As open data continues to gain prominence in research, the need for accessible and user-friendly tools to search and analyze data becomes increasingly important. Three years ago, we introduced Scout, our open source data discoverability tool, which has since been expanded to explore over 100 open data portals across the world. And now, we’re excited to announce the newest addition to Scout’s features: visualizing your open data.
The New “Visualize” Tab
In the past, Scout only analyzed and surfaced the metadata of a dataset, which included information such as the dataset’s title, keywords, and description. Now, with the addition of the “Visualize” tab, users can now view the actual data included in a dataset.
The “Visualize” tab was one of the most common user requests we received and it is a powerful addition that provides a few different ways to explore a dataset. We currently support three types of visualizations with plans to add more in the near future.
The default view is the “Table” which lets you view every row of data and search and filter it according to your needs.
The “Bar Chart” view allows you to aggregate data by different fields and explore the general distribution of the data.
The “Map” view attempts to automatically detect which columns have geospatial data and plots them on a map.
While we still encourage users to download the actual dataset for more advanced analyses, these features are intended to make the initial exploratory data analysis as easy as possible so that users can decide if a dataset is relevant to their research in the first place.

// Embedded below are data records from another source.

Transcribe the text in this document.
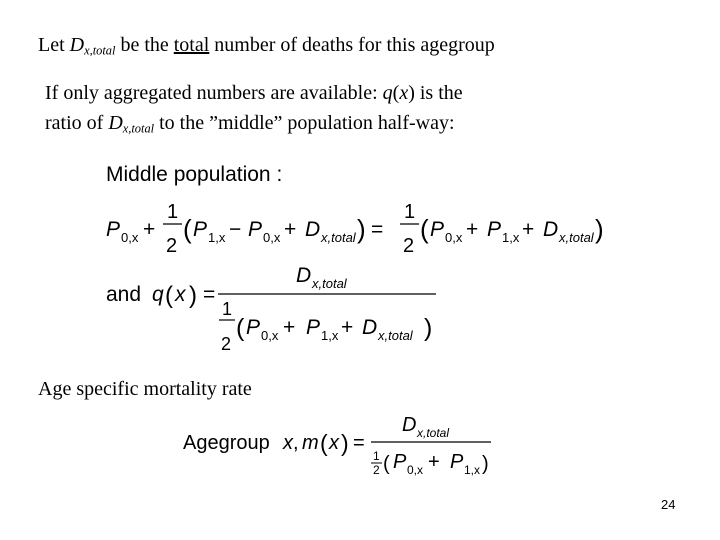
Let $D_{x,total}$ be the total number of deaths for this agegroup
If only aggregated numbers are available: q(x) is the
ratio of $D_{x,total}$ to the ”middle” population half-way:
Middle population :
P 0,x +
1
2
( P 1,x − P 0,x + D x,total ) =
1
2
( P 0,x + P 1,x + D x,total )
and q ( x ) =
D x,total
1
2
( P 0,x + P 1,x + D x,total )
Agegroup x , m ( x ) =
D x,total
1
2 ( P 0,x + P 1,x )
Age specific mortality rate
24
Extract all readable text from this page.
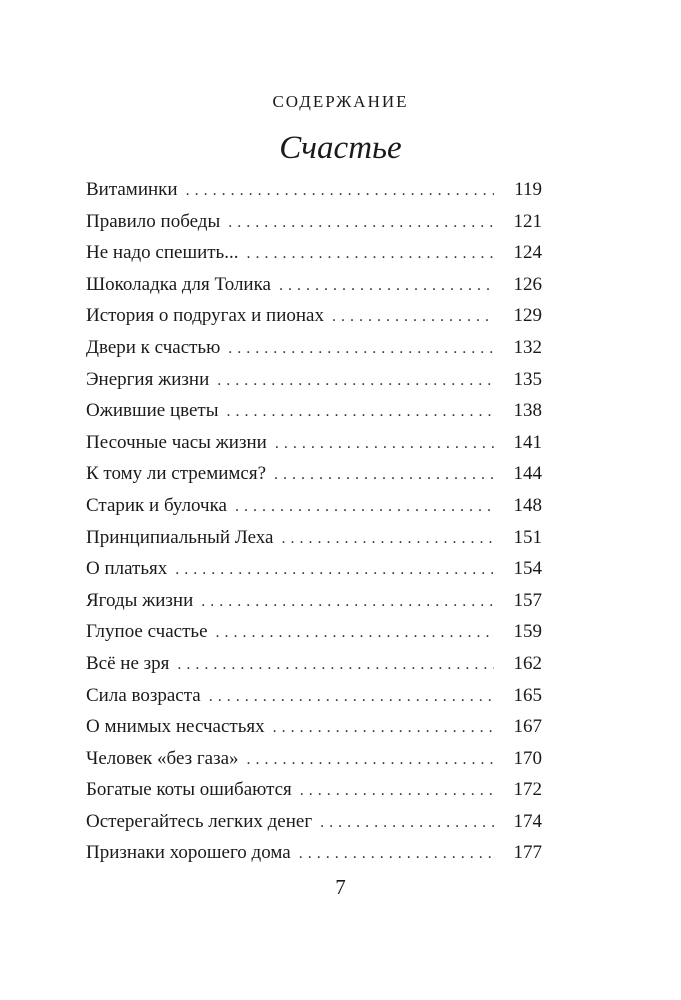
СОДЕРЖАНИЕ
Счастье
Витаминки . . .	119
Правило победы . . .	121
Не надо спешить... . . .	124
Шоколадка для Толика . . .	126
История о подругах и пионах . . .	129
Двери к счастью . . .	132
Энергия жизни . . .	135
Ожившие цветы . . .	138
Песочные часы жизни . . .	141
К тому ли стремимся? . . .	144
Старик и булочка . . .	148
Принципиальный Леха . . .	151
О платьях . . .	154
Ягоды жизни . . .	157
Глупое счастье . . .	159
Всё не зря . . .	162
Сила возраста . . .	165
О мнимых несчастьях . . .	167
Человек «без газа» . . .	170
Богатые коты ошибаются . . .	172
Остерегайтесь легких денег . . .	174
Признаки хорошего дома . . .	177
7
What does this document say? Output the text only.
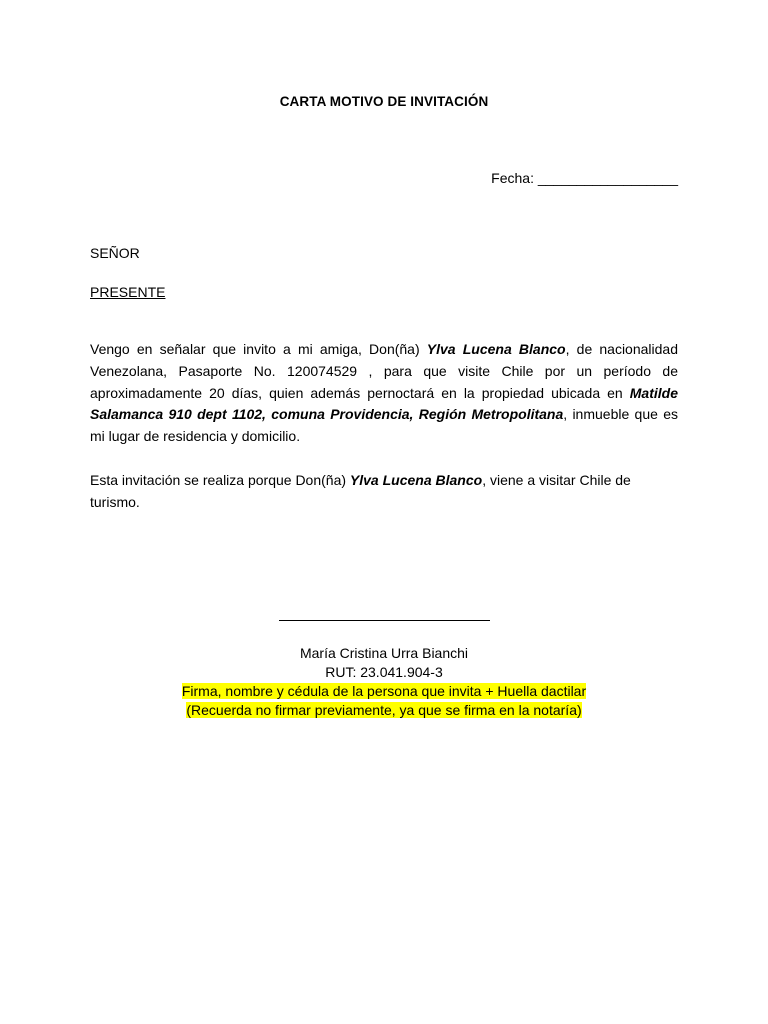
CARTA MOTIVO DE INVITACIÓN
Fecha: __________________
SEÑOR
PRESENTE
Vengo en señalar que invito a mi amiga, Don(ña) Ylva Lucena Blanco, de nacionalidad Venezolana, Pasaporte No. 120074529 , para que visite Chile por un período de aproximadamente 20 días, quien además pernoctará en la propiedad ubicada en Matilde Salamanca 910 dept 1102, comuna Providencia, Región Metropolitana, inmueble que es mi lugar de residencia y domicilio.
Esta invitación se realiza porque Don(ña) Ylva Lucena Blanco, viene a visitar Chile de turismo.
María Cristina Urra Bianchi
RUT: 23.041.904-3
Firma, nombre y cédula de la persona que invita + Huella dactilar
(Recuerda no firmar previamente, ya que se firma en la notaría)
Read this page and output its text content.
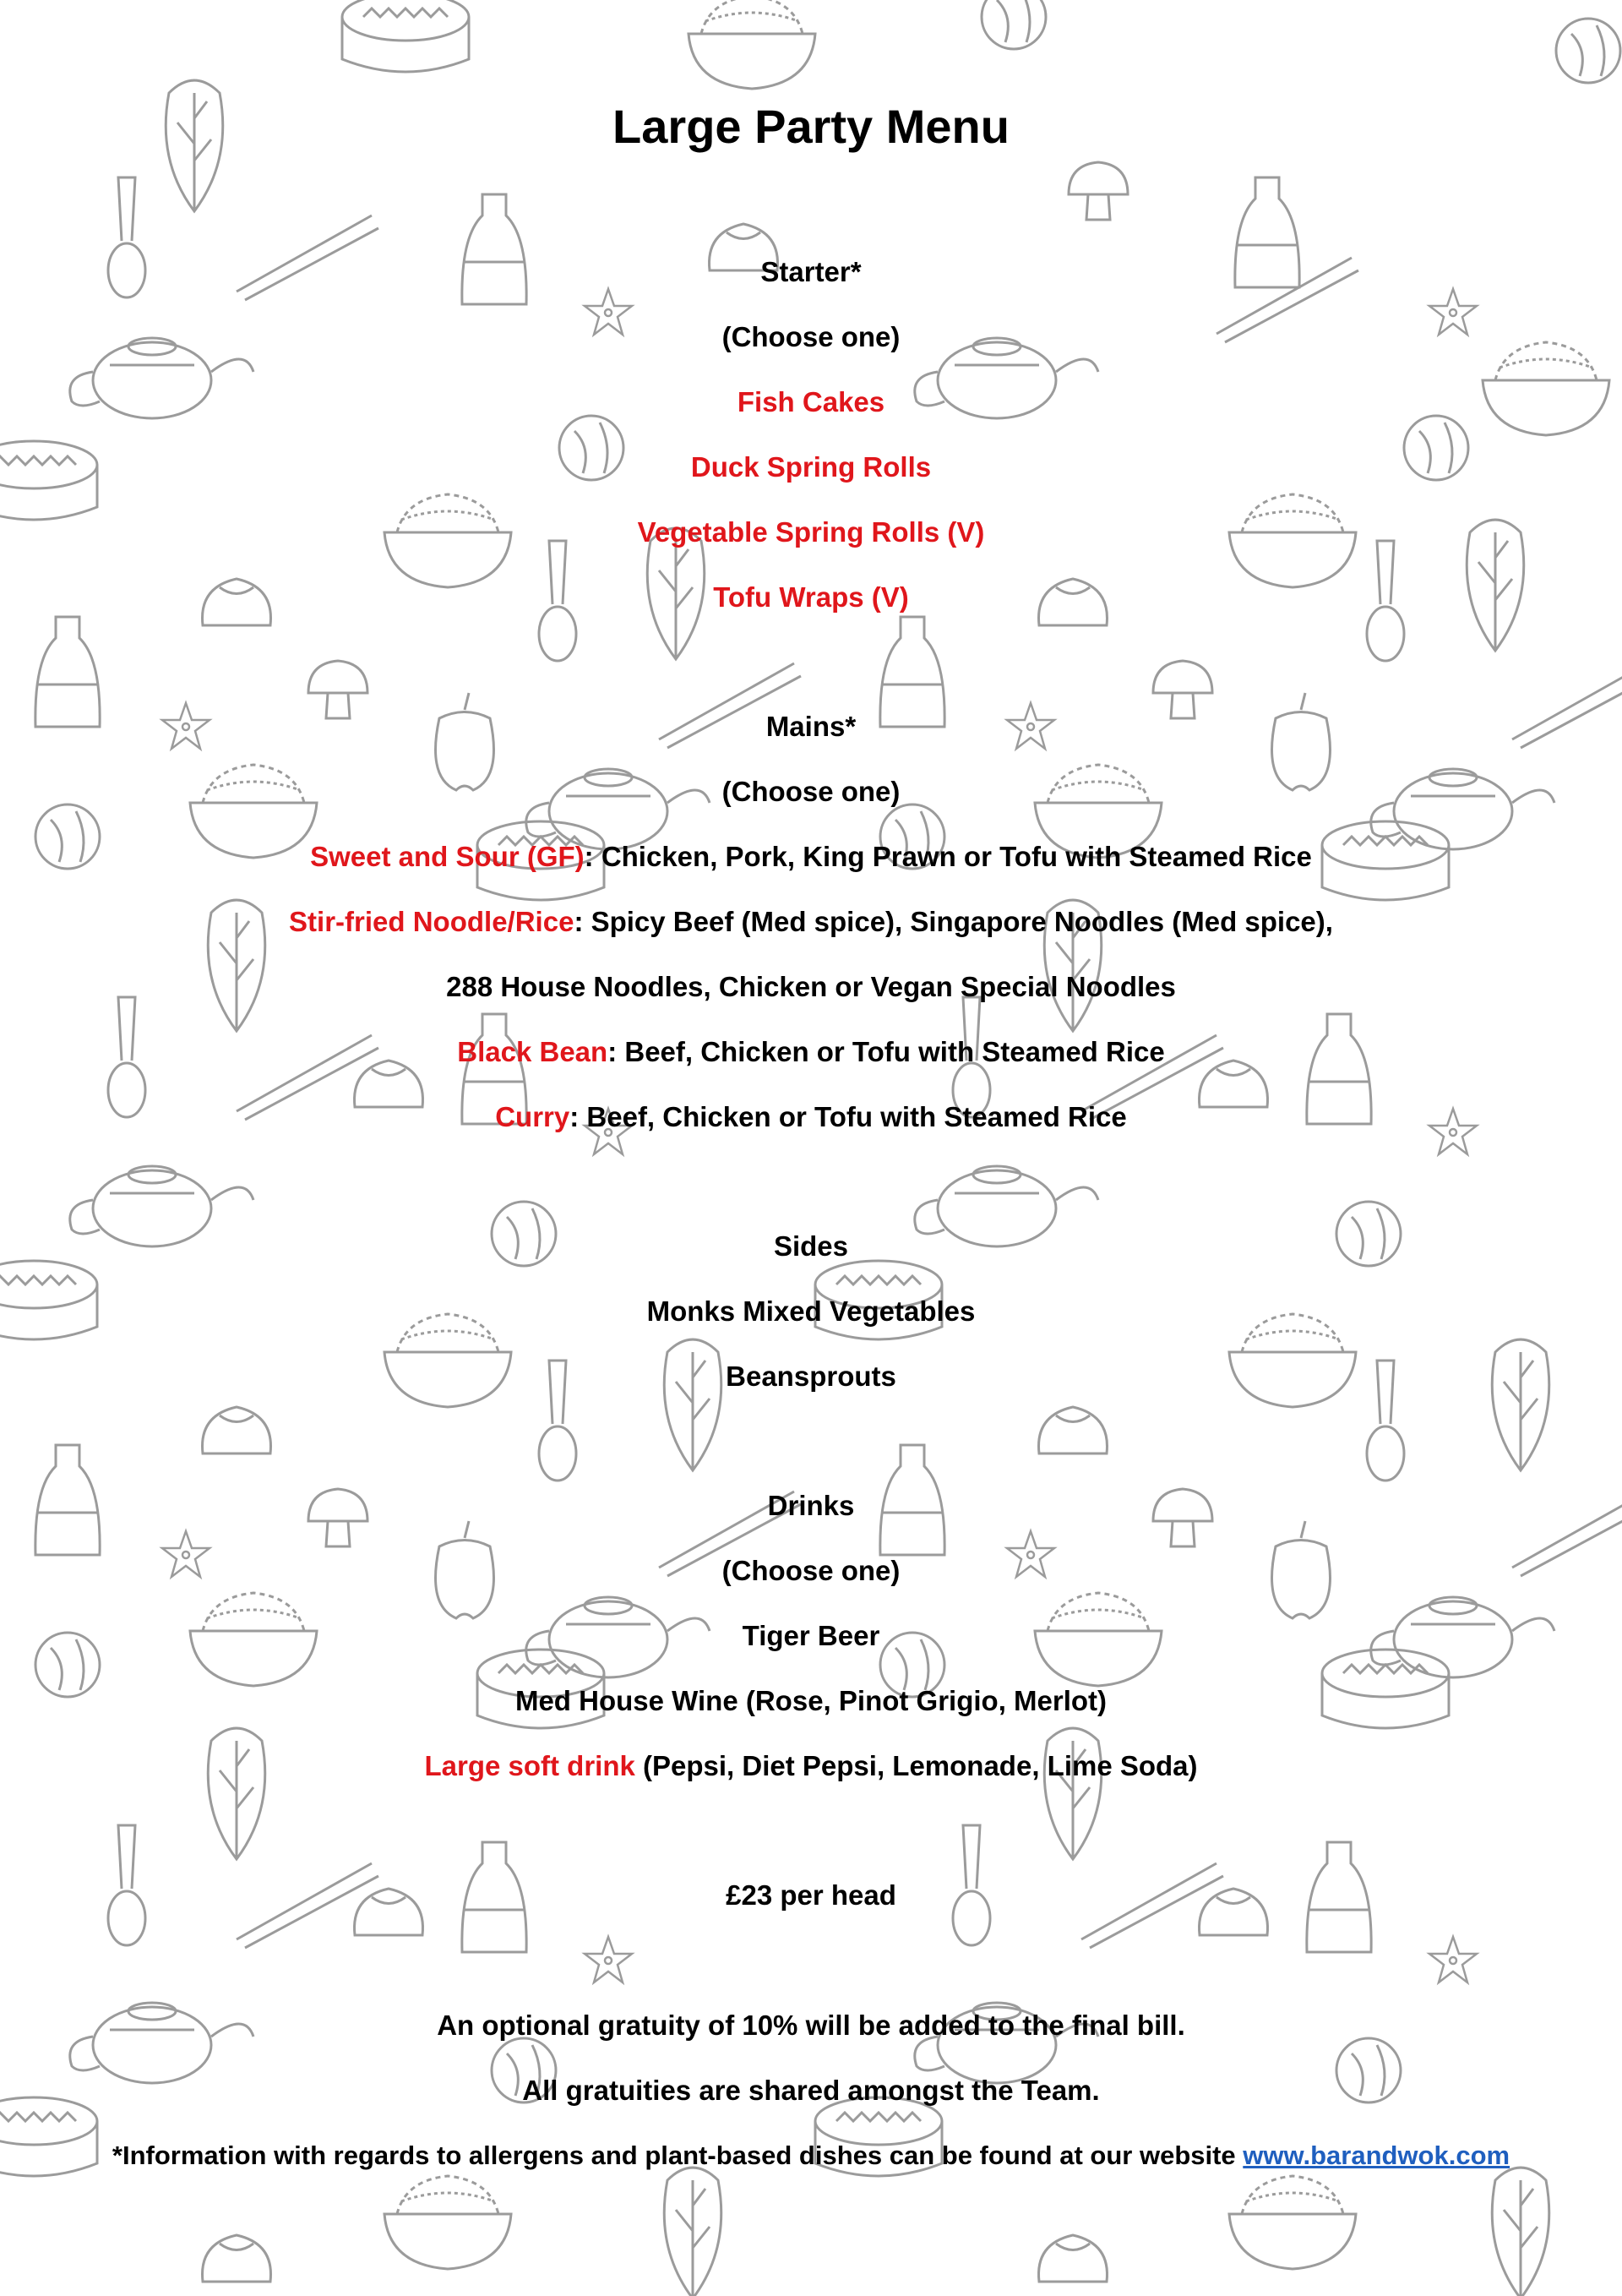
Large Party Menu
Starter*
(Choose one)
Fish Cakes
Duck Spring Rolls
Vegetable Spring Rolls (V)
Tofu Wraps (V)
Mains*
(Choose one)
Sweet and Sour (GF): Chicken, Pork, King Prawn or Tofu with Steamed Rice
Stir-fried Noodle/Rice: Spicy Beef (Med spice), Singapore Noodles (Med spice),
288 House Noodles, Chicken or Vegan Special Noodles
Black Bean: Beef, Chicken or Tofu with Steamed Rice
Curry: Beef, Chicken or Tofu with Steamed Rice
Sides
Monks Mixed Vegetables
Beansprouts
Drinks
(Choose one)
Tiger Beer
Med House Wine (Rose, Pinot Grigio, Merlot)
Large soft drink (Pepsi, Diet Pepsi, Lemonade, Lime Soda)
£23 per head
An optional gratuity of 10% will be added to the final bill.
All gratuities are shared amongst the Team.
*Information with regards to allergens and plant-based dishes can be found at our website www.barandwok.com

Presenting at New York’s School of Data 2023
On March 18, 2023, we had the opportunity to present Scout’s new features during a workshop at New York’s School of Data. The workshop involved a walkthrough of the tool’s capabilities and gave us a chance to receive feedback from attendees. It was an engaging and informative event that allowed us to understand how Scout can be improved to better serve the open data community.
We received valuable feedback from attendees, which resulted in an influx of GitHub issues that same day, such as a suggestion to improve the detection of latitude and longitude fields for spatial datasets, which we are already working to incorporate into Scout. This close feedback loop between the open data community and Scout allows us to enhance the utility of this application with each GitHub issue that is opened.
Future Plans
We are always looking to improve Scout and make it more user-friendly. Our immediate priorities are to continue expanding the existing visualization capabilities. Some examples include adding new visualizations (such as a scatter plot), adding more ways for users to decide what fields get visualized and aggregated, and allowing users to filter queries for very large datasets.
Scout is an open source product and the code can be found in our GitHub repository. We actively monitor the repository for any contributions from the community, so we encourage you to open a GitHub discussion or issue if you have any feature requests or find any bugs. If you want to contribute directly to the codebase, our repo also contains instructions on how to set up Scout locally. Scout was built for the open data community and we are excited for you to get involved.